Early in his career, Timothy Armour was an equity investment analyst; he analyzed U.S. service companies and global telecommunications as a member of the associate’s program. Later Tim Armour became an equity portfolio manager and was named as one of eight members of the management committee where he served as chairman. In this position, he was a vital deputy manager serving under then company head Jim Rothenberg. When Jim Rothenberg died of a heart attack in 2015, after just celebrating 45 years with the firm, Tim became the chairman and chief executive officer of Capital Group.

In 2015 Capital Group formed a partnership with Samsung Asset Management, a South Korean based asset management company. By Working together, they will offer investment planning for institutional and retail investors in Korea. Capital Group will help their Korean partners with administration techniques, used at Capitol Group, in both client and business management. Timothy Armour states the overall plan is to co-design investment opportunities designed to meet the needs of Korean investors. Timothy Armour says they will focus on retirement plans and offer asset distribution products that will add to Samsung’s investment capabilities.

Recently Tim Armour commented on the election of Donald Trump and how he feels it will affect the market.
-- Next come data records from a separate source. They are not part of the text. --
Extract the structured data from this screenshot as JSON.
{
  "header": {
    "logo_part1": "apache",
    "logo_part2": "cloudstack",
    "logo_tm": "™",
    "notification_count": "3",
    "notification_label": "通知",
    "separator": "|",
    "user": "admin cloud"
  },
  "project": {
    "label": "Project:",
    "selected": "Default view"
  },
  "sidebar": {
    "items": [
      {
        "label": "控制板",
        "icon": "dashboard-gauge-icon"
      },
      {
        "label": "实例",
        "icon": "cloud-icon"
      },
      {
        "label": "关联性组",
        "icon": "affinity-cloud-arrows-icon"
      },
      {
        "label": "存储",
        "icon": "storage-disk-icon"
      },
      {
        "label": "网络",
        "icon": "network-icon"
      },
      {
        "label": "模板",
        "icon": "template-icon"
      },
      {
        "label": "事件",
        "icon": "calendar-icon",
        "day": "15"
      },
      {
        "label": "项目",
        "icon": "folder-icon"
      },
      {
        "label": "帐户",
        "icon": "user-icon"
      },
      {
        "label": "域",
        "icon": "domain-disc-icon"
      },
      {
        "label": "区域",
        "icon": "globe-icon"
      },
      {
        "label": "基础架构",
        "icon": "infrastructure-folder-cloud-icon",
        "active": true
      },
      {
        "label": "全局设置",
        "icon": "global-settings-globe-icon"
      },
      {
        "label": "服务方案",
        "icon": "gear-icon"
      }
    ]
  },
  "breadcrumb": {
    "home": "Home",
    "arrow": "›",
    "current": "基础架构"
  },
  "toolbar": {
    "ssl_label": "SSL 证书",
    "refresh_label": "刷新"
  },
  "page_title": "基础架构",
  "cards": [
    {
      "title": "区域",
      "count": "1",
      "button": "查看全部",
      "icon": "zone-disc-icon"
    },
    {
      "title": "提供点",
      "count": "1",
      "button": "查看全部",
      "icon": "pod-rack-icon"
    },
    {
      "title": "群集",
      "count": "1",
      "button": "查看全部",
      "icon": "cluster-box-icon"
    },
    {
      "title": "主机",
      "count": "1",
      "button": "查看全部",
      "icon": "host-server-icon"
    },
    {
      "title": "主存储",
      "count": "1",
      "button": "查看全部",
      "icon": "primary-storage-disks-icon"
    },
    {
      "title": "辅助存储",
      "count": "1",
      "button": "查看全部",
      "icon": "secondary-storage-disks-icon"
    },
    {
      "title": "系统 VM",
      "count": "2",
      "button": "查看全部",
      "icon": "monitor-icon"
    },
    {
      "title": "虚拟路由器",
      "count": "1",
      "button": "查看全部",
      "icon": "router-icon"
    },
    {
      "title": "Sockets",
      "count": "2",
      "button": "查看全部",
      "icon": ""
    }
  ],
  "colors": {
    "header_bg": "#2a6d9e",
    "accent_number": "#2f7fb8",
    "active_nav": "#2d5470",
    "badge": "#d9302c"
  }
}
He feels markets are on the verge of experiencing faster economic growth, higher interest rates, leading to a rise in inflation. While markets have shown signs of fatigue lately, equities are attempting to set new highs and bond markets are stabilizing. He feels the results of the election will be huge and are “for real.” Noting interest rates have been on the decline for most of his career, he feels they have bottomed out and will probably rise. He fears turmoil in the coming months because of uncertainty about future government policies.